夏休みの課題で、洋書を1冊読んで感想をまとめたポスター
夏休みの課題で、洋書を1冊読んで感想をまとめたポスター

 さらに、リーディング力とライティング力を付けるために、毎年、夏休みには英書を1冊読んで、ポスターに感想をまとめる宿題を出している。「『海底2万マイル』『カリブの海賊』など、生徒に好きな英書を1冊しっかり読み込んでもらいます。生徒たちはイラストも使ってたくさんの感想を書いてきます。ほかにも、英語での俳句作りなど英語で書かせる機会を多く設けています。定期テストでも、スピーキング、ライティング、リスニングの試験を行っています」

 こうした英語学習の集大成がオーストラリア修学旅行だ。生徒たちは現地の子供たちと交流し、班別行動でも臆することなく英会話を楽しんでいるという。

 「4技能を測るGTECのテストを受けて生徒の技能ごとの学習意欲を高めています。また、実用英語技能検定も中1の2学期に4級から受け始めて、中3では多くの生徒が準2級に合格し、約4人に1人は中3で2級に合格します」

素直な姿勢が、英語力を大きく伸ばす

 もちろん、大学入試を見据えた英語の学習にも抜かりはない。

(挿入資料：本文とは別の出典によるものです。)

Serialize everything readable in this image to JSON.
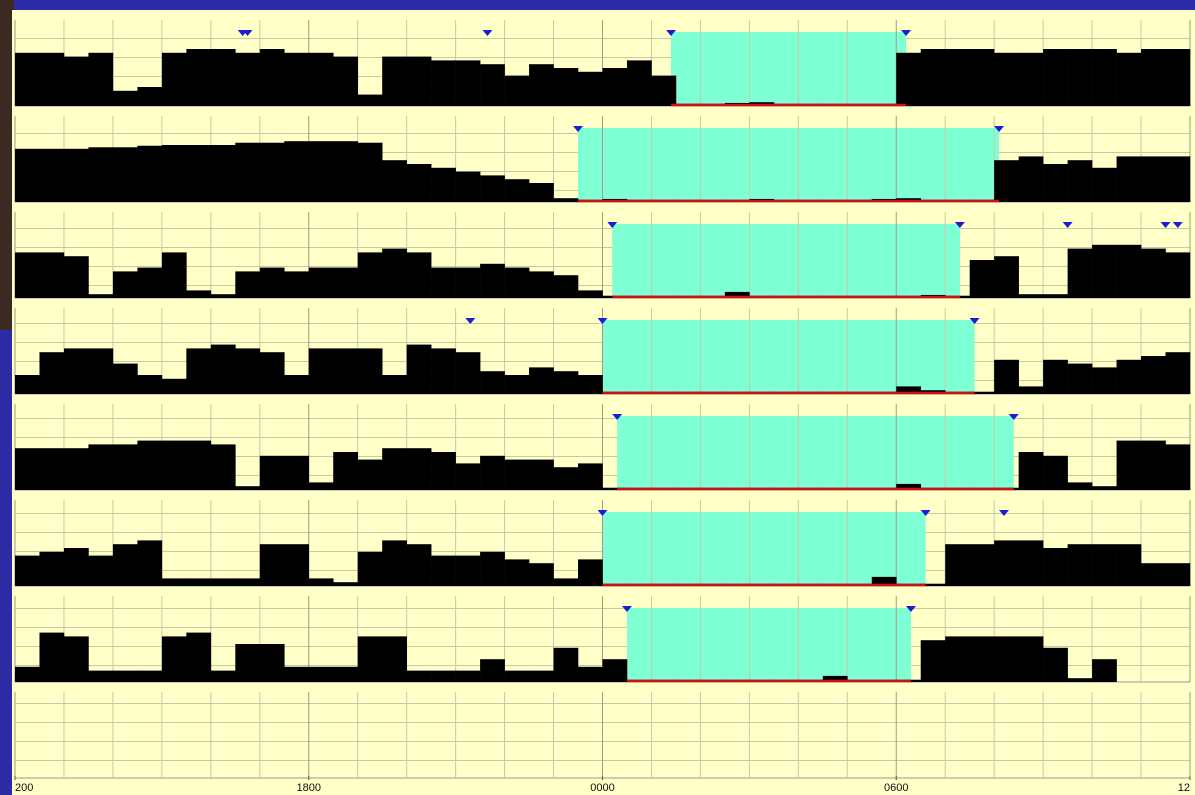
{
  "chart_data": {
    "type": "actogram",
    "xlim": [
      0,
      24
    ],
    "xticks": [
      {
        "value": 0,
        "label": "200"
      },
      {
        "value": 6,
        "label": "1800"
      },
      {
        "value": 12,
        "label": "0000"
      },
      {
        "value": 18,
        "label": "0600"
      },
      {
        "value": 24,
        "label": "12"
      }
    ],
    "xgrid": [
      1,
      2,
      3,
      4,
      5,
      7,
      8,
      9,
      10,
      11,
      13,
      14,
      15,
      16,
      17,
      19,
      20,
      21,
      22,
      23
    ],
    "ylim": [
      0,
      100
    ],
    "color": "#000000",
    "rest_color": "#7fffd4",
    "marker_color": "#1c1cd0",
    "rows": [
      {
        "values": [
          70,
          70,
          65,
          70,
          20,
          25,
          70,
          75,
          75,
          70,
          75,
          70,
          70,
          65,
          15,
          65,
          65,
          60,
          60,
          55,
          40,
          55,
          50,
          45,
          50,
          60,
          40,
          3,
          3,
          4,
          5,
          3,
          3,
          3,
          3,
          3,
          70,
          75,
          75,
          75,
          70,
          70,
          75,
          75,
          75,
          70,
          75,
          75
        ],
        "rest": [
          13.4,
          18.2
        ],
        "markers": [
          4.65,
          4.75,
          9.65,
          13.4,
          18.2
        ]
      },
      {
        "values": [
          70,
          70,
          70,
          72,
          72,
          74,
          75,
          75,
          75,
          78,
          78,
          80,
          80,
          80,
          78,
          55,
          50,
          45,
          40,
          35,
          30,
          25,
          5,
          3,
          4,
          3,
          3,
          3,
          3,
          3,
          4,
          3,
          3,
          3,
          3,
          4,
          5,
          3,
          3,
          3,
          55,
          60,
          50,
          55,
          45,
          60,
          60,
          60
        ],
        "rest": [
          11.5,
          20.1
        ],
        "markers": [
          11.5,
          20.1
        ]
      },
      {
        "values": [
          60,
          60,
          55,
          5,
          35,
          40,
          60,
          10,
          5,
          35,
          40,
          35,
          40,
          40,
          60,
          65,
          60,
          40,
          40,
          45,
          40,
          35,
          30,
          10,
          3,
          3,
          3,
          3,
          3,
          8,
          3,
          3,
          3,
          3,
          3,
          3,
          3,
          4,
          3,
          50,
          55,
          5,
          5,
          65,
          70,
          70,
          65,
          60
        ],
        "rest": [
          12.2,
          19.3
        ],
        "markers": [
          12.2,
          19.3,
          21.5,
          23.5,
          23.75
        ]
      },
      {
        "values": [
          25,
          55,
          60,
          60,
          40,
          25,
          20,
          60,
          65,
          60,
          55,
          25,
          60,
          60,
          60,
          25,
          65,
          60,
          55,
          30,
          25,
          35,
          30,
          25,
          3,
          3,
          3,
          3,
          3,
          3,
          3,
          3,
          3,
          3,
          3,
          3,
          10,
          5,
          3,
          3,
          45,
          10,
          45,
          40,
          35,
          45,
          50,
          55
        ],
        "rest": [
          12.0,
          19.6
        ],
        "markers": [
          9.3,
          12.0,
          19.6
        ]
      },
      {
        "values": [
          55,
          55,
          55,
          60,
          60,
          65,
          65,
          65,
          60,
          5,
          45,
          45,
          10,
          50,
          40,
          55,
          55,
          50,
          35,
          45,
          40,
          40,
          30,
          35,
          3,
          3,
          3,
          3,
          3,
          3,
          3,
          3,
          3,
          3,
          3,
          3,
          8,
          3,
          3,
          3,
          3,
          50,
          45,
          10,
          5,
          65,
          65,
          60
        ],
        "rest": [
          12.3,
          20.4
        ],
        "markers": [
          12.3,
          20.4
        ]
      },
      {
        "values": [
          40,
          45,
          50,
          40,
          55,
          60,
          10,
          10,
          10,
          10,
          55,
          55,
          10,
          5,
          45,
          60,
          55,
          40,
          40,
          45,
          35,
          30,
          10,
          35,
          3,
          3,
          3,
          3,
          3,
          3,
          3,
          3,
          3,
          3,
          3,
          12,
          3,
          3,
          55,
          55,
          60,
          60,
          50,
          55,
          55,
          55,
          30,
          30
        ],
        "rest": [
          12.0,
          18.6
        ],
        "markers": [
          12.0,
          18.6,
          20.2
        ]
      },
      {
        "values": [
          20,
          65,
          60,
          15,
          15,
          15,
          60,
          65,
          15,
          50,
          50,
          20,
          20,
          20,
          60,
          60,
          15,
          15,
          15,
          30,
          15,
          15,
          45,
          20,
          30,
          3,
          3,
          3,
          3,
          3,
          3,
          3,
          3,
          8,
          3,
          3,
          3,
          55,
          60,
          60,
          60,
          60,
          45,
          5,
          30,
          0,
          0,
          0
        ],
        "rest": [
          12.5,
          18.3
        ],
        "markers": [
          12.5,
          18.3
        ]
      },
      {
        "values": []
      }
    ]
  }
}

基本となる単語力を付けるために毎朝行っている20問の英単語テストは、中高6年間続けられる。高校では特にライティングの指導に力を入れ、大学入試の英語記述問題にも対応できる力を付けている。

 卒業生の中には、中1ではABCも書けなかったが、素直に勉強して大きく伸び、東京外国語大学に合格した生徒もいるという。

 「大学生になった卒業生が、英語で発表したり、英作文をたくさん書いたりした経験が、大学で役に立ったと話してくれることもあります。ドクターヘリに乗る救急救命の医師やポーランド料理の専門店のシェフなど、さまざまな卒業生がいますが、卒業生たちはみな、本校で学んだ、日本の心や礼儀を持ち、社会人として恥ずかしくない英語を使って活躍しています」

 取材で会った生徒たちは、目をキラキラ輝かせて英語の授業を楽しんでいた。そんな素直さが、英語力を大きく伸ばす秘密なのかもしれない。